Spectral Geometry of Fourier Curves with Prime Frequencies: A Comparative Experimental Study

TL;DR

This study compares the geometric complexity of Fourier curves with prime frequencies to randomized models, revealing unique multiscale behaviors that suggest an underlying arithmetic structure.

Contribution

It introduces a novel experimental framework for analyzing prime frequency Fourier curves and demonstrates their distinct multiscale geometric properties compared to randomized controls.

Findings

Prime frequency curves exhibit stable, scale-dependent geometric behavior.

Randomized models do not replicate the multiscale features of prime frequency curves.

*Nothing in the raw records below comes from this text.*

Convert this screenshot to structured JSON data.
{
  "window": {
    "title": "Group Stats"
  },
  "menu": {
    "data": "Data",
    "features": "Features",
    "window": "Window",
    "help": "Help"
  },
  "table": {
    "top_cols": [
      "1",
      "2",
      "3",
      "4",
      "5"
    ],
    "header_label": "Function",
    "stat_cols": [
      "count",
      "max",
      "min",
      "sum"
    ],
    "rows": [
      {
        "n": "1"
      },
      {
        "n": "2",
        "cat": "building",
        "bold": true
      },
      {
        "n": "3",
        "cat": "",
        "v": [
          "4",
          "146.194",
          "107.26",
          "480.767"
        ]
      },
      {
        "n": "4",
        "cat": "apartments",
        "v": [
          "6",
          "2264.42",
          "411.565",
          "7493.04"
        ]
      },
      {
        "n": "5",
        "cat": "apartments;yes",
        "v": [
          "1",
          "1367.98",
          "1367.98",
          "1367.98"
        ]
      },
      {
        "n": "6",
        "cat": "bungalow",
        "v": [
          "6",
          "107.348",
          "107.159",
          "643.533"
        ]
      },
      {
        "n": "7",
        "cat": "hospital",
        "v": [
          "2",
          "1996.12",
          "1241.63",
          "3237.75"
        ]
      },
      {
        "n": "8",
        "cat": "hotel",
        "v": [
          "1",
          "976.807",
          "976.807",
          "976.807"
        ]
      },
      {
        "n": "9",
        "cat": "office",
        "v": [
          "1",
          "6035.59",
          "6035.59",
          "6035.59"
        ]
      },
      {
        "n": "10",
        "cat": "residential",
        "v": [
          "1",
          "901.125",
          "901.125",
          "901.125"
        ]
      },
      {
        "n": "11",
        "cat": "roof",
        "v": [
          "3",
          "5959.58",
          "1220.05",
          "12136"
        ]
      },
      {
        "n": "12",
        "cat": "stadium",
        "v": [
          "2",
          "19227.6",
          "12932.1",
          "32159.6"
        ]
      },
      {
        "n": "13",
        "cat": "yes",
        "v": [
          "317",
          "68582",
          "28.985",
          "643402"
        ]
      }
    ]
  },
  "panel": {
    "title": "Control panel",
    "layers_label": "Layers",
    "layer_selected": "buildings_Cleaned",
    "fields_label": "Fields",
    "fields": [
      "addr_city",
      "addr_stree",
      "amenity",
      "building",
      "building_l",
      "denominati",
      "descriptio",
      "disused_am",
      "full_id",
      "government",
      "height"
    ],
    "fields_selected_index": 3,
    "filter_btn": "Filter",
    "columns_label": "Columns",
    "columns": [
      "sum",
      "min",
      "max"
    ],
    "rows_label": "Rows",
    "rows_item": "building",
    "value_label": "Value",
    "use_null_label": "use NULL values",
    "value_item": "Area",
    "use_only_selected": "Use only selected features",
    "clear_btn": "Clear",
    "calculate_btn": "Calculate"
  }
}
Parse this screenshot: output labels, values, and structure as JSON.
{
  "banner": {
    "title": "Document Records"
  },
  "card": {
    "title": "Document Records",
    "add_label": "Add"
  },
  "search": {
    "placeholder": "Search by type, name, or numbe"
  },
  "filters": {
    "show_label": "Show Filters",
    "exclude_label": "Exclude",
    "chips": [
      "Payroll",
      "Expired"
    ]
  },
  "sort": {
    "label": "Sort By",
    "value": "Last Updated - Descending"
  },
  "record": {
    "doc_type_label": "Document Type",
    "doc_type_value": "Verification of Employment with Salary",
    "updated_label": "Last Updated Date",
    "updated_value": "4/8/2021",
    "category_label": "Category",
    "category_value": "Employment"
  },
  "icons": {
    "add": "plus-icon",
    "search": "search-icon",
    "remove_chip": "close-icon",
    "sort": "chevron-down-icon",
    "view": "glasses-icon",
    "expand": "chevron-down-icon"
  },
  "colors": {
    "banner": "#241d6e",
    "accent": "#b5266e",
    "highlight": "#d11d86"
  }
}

Results motivate further theoretical exploration of arithmetic influences on curve geometry.

Abstract

We present a comparative experimental study of planar curves arising from a Fourier series whose frequencies are the prime numbers, together with several randomized control models. Starting from the series $F_n(t)=\sum_{p\le n} v_p(n!)\, e^{i p t},~t\in[-\pi,\pi]$, introduced and motivated in a companion work, we investigate the geometric complexity of the associated planar curves obtained by sampling in the complex plane. To test whether the observed multiscale behavior reflects arithmetic structure or can be reproduced as a generic consequence of sparsity or density, we compare the prime frequency model with randomized alternatives, including random frequency sets, a Cram\'er type random model, and a shuffled coefficient model. Using consistent box counting protocols and Monte Carlo ensembles, we observe stable scale dependent behavior for the prime frequency curves that is not reproduced by the randomized models. All results are experimental and are presented as evidence motivating further theoretical investigation.